Tips And Considerations

The user defined entity node colors can be configured using the REST services

Role Information

  • Business User
  • Data AnalystData Analyst
  • Applications Administrator

Managing Security and Access Control

Enhanced User Access and Security Control with IDCS Integration

User access and security control is enhanced with Identity Cloud Service (IDCS) integration. You can create and manage users and assign roles for accessing the application.

The Identity Cloud Service enables administrators to define application users and allow assigning seeded roles like Application Administrator, Data Analyst, Data Scientist, Business User and Data Integrator roles to the defined users.

Steps to Enable

Make the feature accessible by assigning or updating privileges and/or job roles. Details are provided in the Role section below.

Tips And Considerations

The IDCS link with the adminstrator details will be emailed upon the application instance provisioning.

Role Information

  • IDCS Administrator

Background Processes

Support for GDPR Compliance Requirements

This enhancement allows the application to meet General Data Protection Regulation (GDPR) compliance requirements regarding the removal of personally identifiable information (PII). The application allows administrators to run a background process program to remove the personal data of specific users across different entities used in the application.

You need to run the program, "Remove Person Data" by providing the input parameters such as the person identifier to obfuscate the user names or emails.

Steps to Enable

You don't need to do anything to enable this feature.

Role Information

  • Applications Administrator

REST APIs

Allow Sensor Data Ingestion Using REST Web Services

Allow sensor data ingestion using REST web services for historical and incremental data.

You can use the REST services to ingest sensor device data into the Storage Cloud and contextualize it with the business entity data.

Steps to Enable

Review the REST service definition in the REST API guides, available from the Oracle Help Center > your apps service area of interest > REST API. If you're new to Oracle's REST services you may want to begin with the Quick Start section.

Tips And Considerations

Using REST services, you can upload multiple sensor data files and then run the contextualization.

Role Information

  • Applications Administrator

Appendix A: Function Security Privileges and Aggregate Privileges

Pre-defined roles have been provided for access to the Oracle Adaptive Intelligent Applications for Manufacturing. The roles and the functions they have access to are described below. A user can be assigned one or more roles.

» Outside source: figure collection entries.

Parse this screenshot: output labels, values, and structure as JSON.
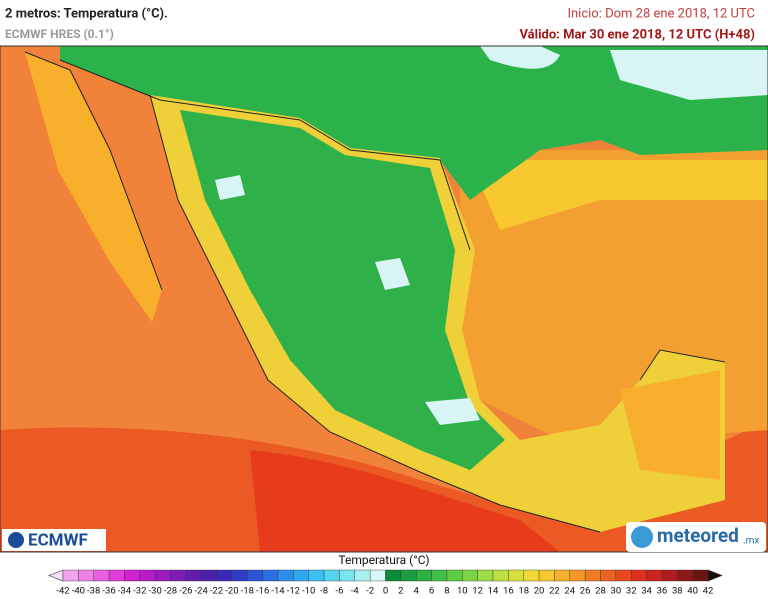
{
  "header": {
    "title": "2 metros: Temperatura (°C).",
    "model": "ECMWF HRES (0.1°)",
    "init": "Inicio: Dom 28 ene 2018, 12 UTC",
    "valid": "Válido: Mar 30 ene 2018, 12 UTC (H+48)"
  },
  "logos": {
    "left": "ECMWF",
    "right": "meteored",
    "right_suffix": ".mx"
  },
  "colorbar": {
    "title": "Temperatura (°C)",
    "ticks": [
      -42,
      -40,
      -38,
      -36,
      -34,
      -32,
      -30,
      -28,
      -26,
      -24,
      -22,
      -20,
      -18,
      -16,
      -14,
      -12,
      -10,
      -8,
      -6,
      -4,
      -2,
      0,
      2,
      4,
      6,
      8,
      10,
      12,
      14,
      16,
      18,
      20,
      22,
      24,
      26,
      28,
      30,
      32,
      34,
      36,
      38,
      40,
      42
    ],
    "colors": [
      "#f2a4ec",
      "#ee82e6",
      "#e85fe0",
      "#e03bd8",
      "#d21fd0",
      "#b81cc8",
      "#9a1cc0",
      "#7d1cb8",
      "#621cb0",
      "#4a20a8",
      "#3a28b8",
      "#2f3cc8",
      "#2a55d8",
      "#2a70e4",
      "#2b8cec",
      "#30a8f0",
      "#3cc0f2",
      "#55d4f0",
      "#7ae4f0",
      "#a8f0f0",
      "#d8f8f8",
      "#0c8a3c",
      "#1a9e3e",
      "#2bb240",
      "#40c044",
      "#5ccc44",
      "#7cd444",
      "#9cdc44",
      "#bce040",
      "#d8e03c",
      "#f0d838",
      "#f8c830",
      "#f8b02c",
      "#f49628",
      "#f07c24",
      "#ec6220",
      "#e8481c",
      "#e0301c",
      "#cc241c",
      "#b01c1c",
      "#8c1818",
      "#6a1414"
    ]
  }
}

Table A-1 Oracle Adaptive Intelligent Applications for Manufacturing Roles

Role

Function

Business User

AIMFG Business User Role

This role grants a user complete access to Predictions, Insights, Genealogy and Trace and Factory Command Center dashboards pages.

Data Analyst

AIMFG Data Analyst Role

This role grants a user complete access to Predictions, Insights, Genealogy and Trace and Factory Command Center dashboards pages. This role also grants access to Modelling, Model Evaluation and Data Preparation pages.

Data Scientist

AIMFG Data Scientist Role

This role grants a user complete access to Configuration, Time Series Feature Sets, Sensor Device, Modelling, Model Evaluation, Insights and Predictions dashboards pages.

Application Administrator

AIMFG Application Administrator Role

This role grants a user administrative access to the application. The administrator will have complete access to all functions of the application. This includes all the tabs (Background Process, Security and Configuration) of the Administration page through which the administrator will be able to manage background processes, organization access and application setup.

IDCS Administrator

IDCS Administrator Role

This role grants a user access to the Identity Cloud Service((IDCS) administration console page. The IDCS administrator can perform tasks like user administration (create/update/delete users, provide/revoke AIAMfg roles to the user) & client administration(Create/delete clients used to access external REST APIs).